Elaborazione e ricerca, sembrerebbero pertanto essere il comune denominatore delle duali suddette esperienze umane, di ogni tempo, del significato di cristianesimo, della sua percezione.
Ma elaborazione e ricerca interiore sono anche gli unici strumenti di cui gli individui dispongono per sondare e vivere le proprie emozioni, con padronanza di sé, per sottrarle ad impalpabilità ed astrazione intellettuale: quella stessa astrazione che al Dio dei credenti mistici viene attribuita dai non credenti come pura metafisica.
È pertanto verosimile che un credente fideistico del cristianesimo rinunci alla comprensione logica dell'apparizione in terra di Cristo, così come un credente nello spirito della cultura artistica e letteraria cristiana, rinuncia ad approdarvi per razionalità. 

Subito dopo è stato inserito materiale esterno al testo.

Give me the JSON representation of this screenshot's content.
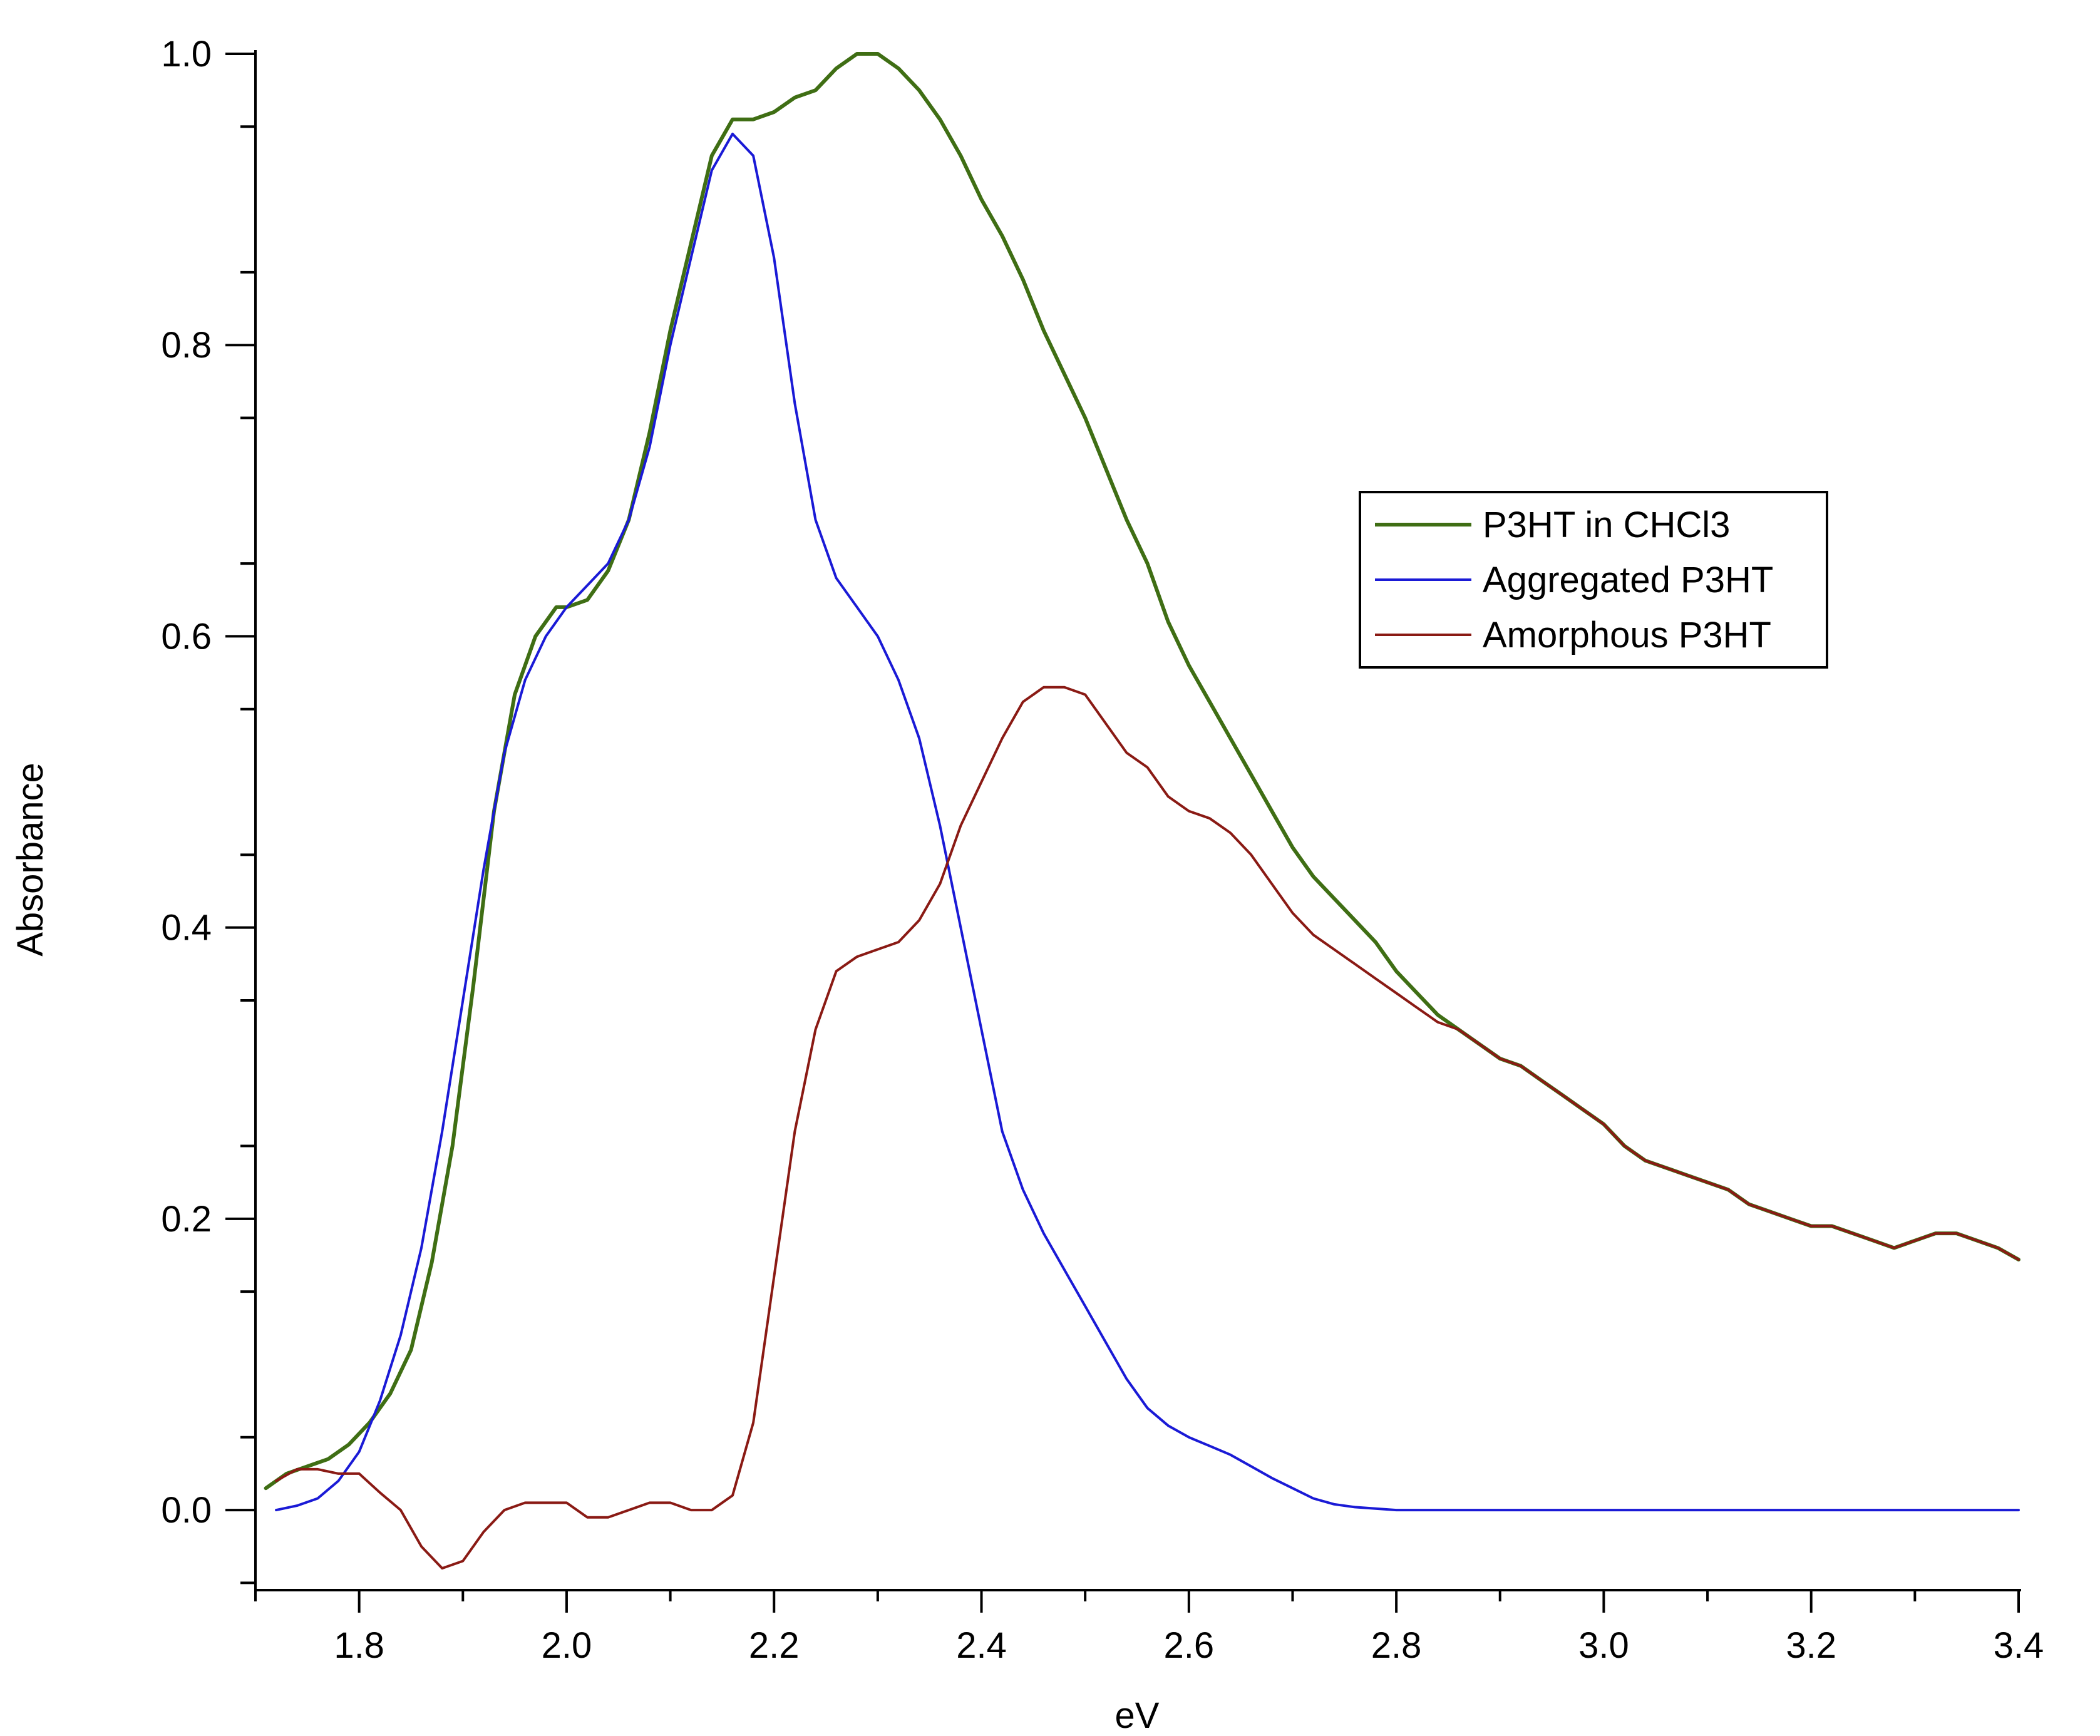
{
  "chart_data": {
    "type": "line",
    "title": "",
    "xlabel": "eV",
    "ylabel": "Absorbance",
    "xlim": [
      1.7,
      3.4
    ],
    "ylim": [
      -0.055,
      1.0
    ],
    "xticks": [
      1.8,
      2.0,
      2.2,
      2.4,
      2.6,
      2.8,
      3.0,
      3.2,
      3.4
    ],
    "xtick_labels": [
      "1.8",
      "2.0",
      "2.2",
      "2.4",
      "2.6",
      "2.8",
      "3.0",
      "3.2",
      "3.4"
    ],
    "yticks": [
      0.0,
      0.2,
      0.4,
      0.6,
      0.8,
      1.0
    ],
    "ytick_labels": [
      "0.0",
      "0.2",
      "0.4",
      "0.6",
      "0.8",
      "1.0"
    ],
    "grid": false,
    "legend_position": "center-right",
    "series": [
      {
        "name": "P3HT in CHCl3",
        "color": "#3f6e14",
        "x": [
          1.71,
          1.73,
          1.75,
          1.77,
          1.79,
          1.81,
          1.83,
          1.85,
          1.87,
          1.89,
          1.91,
          1.93,
          1.95,
          1.97,
          1.99,
          2.0,
          2.02,
          2.04,
          2.06,
          2.08,
          2.1,
          2.12,
          2.14,
          2.16,
          2.18,
          2.2,
          2.22,
          2.24,
          2.26,
          2.28,
          2.3,
          2.32,
          2.34,
          2.36,
          2.38,
          2.4,
          2.42,
          2.44,
          2.46,
          2.48,
          2.5,
          2.52,
          2.54,
          2.56,
          2.58,
          2.6,
          2.62,
          2.64,
          2.66,
          2.68,
          2.7,
          2.72,
          2.74,
          2.76,
          2.78,
          2.8,
          2.82,
          2.84,
          2.86,
          2.88,
          2.9,
          2.92,
          2.94,
          2.96,
          2.98,
          3.0,
          3.02,
          3.04,
          3.06,
          3.08,
          3.1,
          3.12,
          3.14,
          3.16,
          3.18,
          3.2,
          3.22,
          3.24,
          3.26,
          3.28,
          3.3,
          3.32,
          3.34,
          3.36,
          3.38,
          3.4
        ],
        "y": [
          0.015,
          0.025,
          0.03,
          0.035,
          0.045,
          0.06,
          0.08,
          0.11,
          0.17,
          0.25,
          0.36,
          0.48,
          0.56,
          0.6,
          0.62,
          0.62,
          0.625,
          0.645,
          0.68,
          0.74,
          0.81,
          0.87,
          0.93,
          0.955,
          0.955,
          0.96,
          0.97,
          0.975,
          0.99,
          1.0,
          1.0,
          0.99,
          0.975,
          0.955,
          0.93,
          0.9,
          0.875,
          0.845,
          0.81,
          0.78,
          0.75,
          0.715,
          0.68,
          0.65,
          0.61,
          0.58,
          0.555,
          0.53,
          0.505,
          0.48,
          0.455,
          0.435,
          0.42,
          0.405,
          0.39,
          0.37,
          0.355,
          0.34,
          0.33,
          0.32,
          0.31,
          0.305,
          0.295,
          0.285,
          0.275,
          0.265,
          0.25,
          0.24,
          0.235,
          0.23,
          0.225,
          0.22,
          0.21,
          0.205,
          0.2,
          0.195,
          0.195,
          0.19,
          0.185,
          0.18,
          0.185,
          0.19,
          0.19,
          0.185,
          0.18,
          0.172
        ]
      },
      {
        "name": "Aggregated P3HT",
        "color": "#1a1ad6",
        "x": [
          1.72,
          1.74,
          1.76,
          1.78,
          1.8,
          1.82,
          1.84,
          1.86,
          1.88,
          1.9,
          1.92,
          1.94,
          1.96,
          1.98,
          2.0,
          2.02,
          2.04,
          2.06,
          2.08,
          2.1,
          2.12,
          2.14,
          2.16,
          2.18,
          2.2,
          2.22,
          2.24,
          2.26,
          2.28,
          2.3,
          2.32,
          2.34,
          2.36,
          2.38,
          2.4,
          2.42,
          2.44,
          2.46,
          2.48,
          2.5,
          2.52,
          2.54,
          2.56,
          2.58,
          2.6,
          2.62,
          2.64,
          2.66,
          2.68,
          2.7,
          2.72,
          2.74,
          2.76,
          2.78,
          2.8,
          2.82,
          2.84,
          2.86,
          2.88,
          2.9,
          2.92,
          2.94,
          3.0,
          3.1,
          3.2,
          3.3,
          3.4
        ],
        "y": [
          0.0,
          0.003,
          0.008,
          0.02,
          0.04,
          0.075,
          0.12,
          0.18,
          0.26,
          0.35,
          0.44,
          0.52,
          0.57,
          0.6,
          0.62,
          0.635,
          0.65,
          0.68,
          0.73,
          0.8,
          0.86,
          0.92,
          0.945,
          0.93,
          0.86,
          0.76,
          0.68,
          0.64,
          0.62,
          0.6,
          0.57,
          0.53,
          0.47,
          0.4,
          0.33,
          0.26,
          0.22,
          0.19,
          0.165,
          0.14,
          0.115,
          0.09,
          0.07,
          0.058,
          0.05,
          0.044,
          0.038,
          0.03,
          0.022,
          0.015,
          0.008,
          0.004,
          0.002,
          0.001,
          0.0,
          0.0,
          0.0,
          0.0,
          0.0,
          0.0,
          0.0,
          0.0,
          0.0,
          0.0,
          0.0,
          0.0,
          0.0
        ]
      },
      {
        "name": "Amorphous P3HT",
        "color": "#8a1a14",
        "x": [
          1.72,
          1.74,
          1.76,
          1.78,
          1.8,
          1.82,
          1.84,
          1.86,
          1.88,
          1.9,
          1.92,
          1.94,
          1.96,
          1.98,
          2.0,
          2.02,
          2.04,
          2.06,
          2.08,
          2.1,
          2.12,
          2.14,
          2.16,
          2.18,
          2.2,
          2.22,
          2.24,
          2.26,
          2.28,
          2.3,
          2.32,
          2.34,
          2.36,
          2.38,
          2.4,
          2.42,
          2.44,
          2.46,
          2.48,
          2.5,
          2.52,
          2.54,
          2.56,
          2.58,
          2.6,
          2.62,
          2.64,
          2.66,
          2.68,
          2.7,
          2.72,
          2.74,
          2.76,
          2.78,
          2.8,
          2.82,
          2.84,
          2.86,
          2.88,
          2.9,
          2.92,
          2.94,
          2.96,
          2.98,
          3.0,
          3.02,
          3.04,
          3.06,
          3.08,
          3.1,
          3.12,
          3.14,
          3.16,
          3.18,
          3.2,
          3.22,
          3.24,
          3.26,
          3.28,
          3.3,
          3.32,
          3.34,
          3.36,
          3.38,
          3.4
        ],
        "y": [
          0.02,
          0.028,
          0.028,
          0.025,
          0.025,
          0.012,
          0.0,
          -0.025,
          -0.04,
          -0.035,
          -0.015,
          0.0,
          0.005,
          0.005,
          0.005,
          -0.005,
          -0.005,
          0.0,
          0.005,
          0.005,
          0.0,
          0.0,
          0.01,
          0.06,
          0.16,
          0.26,
          0.33,
          0.37,
          0.38,
          0.385,
          0.39,
          0.405,
          0.43,
          0.47,
          0.5,
          0.53,
          0.555,
          0.565,
          0.565,
          0.56,
          0.54,
          0.52,
          0.51,
          0.49,
          0.48,
          0.475,
          0.465,
          0.45,
          0.43,
          0.41,
          0.395,
          0.385,
          0.375,
          0.365,
          0.355,
          0.345,
          0.335,
          0.33,
          0.32,
          0.31,
          0.305,
          0.295,
          0.285,
          0.275,
          0.265,
          0.25,
          0.24,
          0.235,
          0.23,
          0.225,
          0.22,
          0.21,
          0.205,
          0.2,
          0.195,
          0.195,
          0.19,
          0.185,
          0.18,
          0.185,
          0.19,
          0.19,
          0.185,
          0.18,
          0.172
        ]
      }
    ]
  }
}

Avete mai fatto caso che l'amore porta in sé tutto questo? Se non ci aveste fatto caso, sarebbe ora l'occasione per  rifletterci.

L'amore, fra tutte le emozioni, è quella che più richiede elaborazione e ricerca, sul senso della vita interiore e della sua fine, che mai si vorrebbe, per trasformarsi in sentimento.
Non se ne vorrebbe soffrire di mancanza o assenza, di amore, quando ti coglie d'improvviso, come l'apparizione mistica di un Dio all'orizzonte della propria vita. E paradossalmente è la stessa assenza o mancanza del corpo di Gesù, al sabato santo, nella sua tomba, che rivelerà lui stesso nell'immateriale mondo ultraterreno.
Nello stesso tempo, se non si prova mancanza e assenza d'amore, non sussiste la comprova a noi stessi dell'amore, che resterebbe volatile evanescenza, inafferrabile.
Il credente mistico fa dell'amore il suo dogma, l'amore per il prossimo mi sembra di ricordare.
Il credente non già nella fede cristiana ma nel valore spirituale delle sue espressioni culturali, elabora e ricerca quello stesso amore, che ha ispirato produzione artistica secolare. 
Entrambi s'inseguono nel tempo della storia.
Ma, attenzione: né il primo nè il secondo possono fare a meno di una realizzazione materiale artistica- dipinti, sculture, chiese, luoghi di culto.
L'uno cerca l'altro, ama l'altro come se stesso, ritrovandosi spesso in una chiesetta di campagna.
Chi ha bisogno di chi?
Chi cerca chi?
Comunque la si voglia considerare, l'icona del cristianesimo resta lì, immobile e imponente da secoli, a rappresentare la più maestosa metafora dell'esperienza terrena dell'uomo: cercarsi per amare.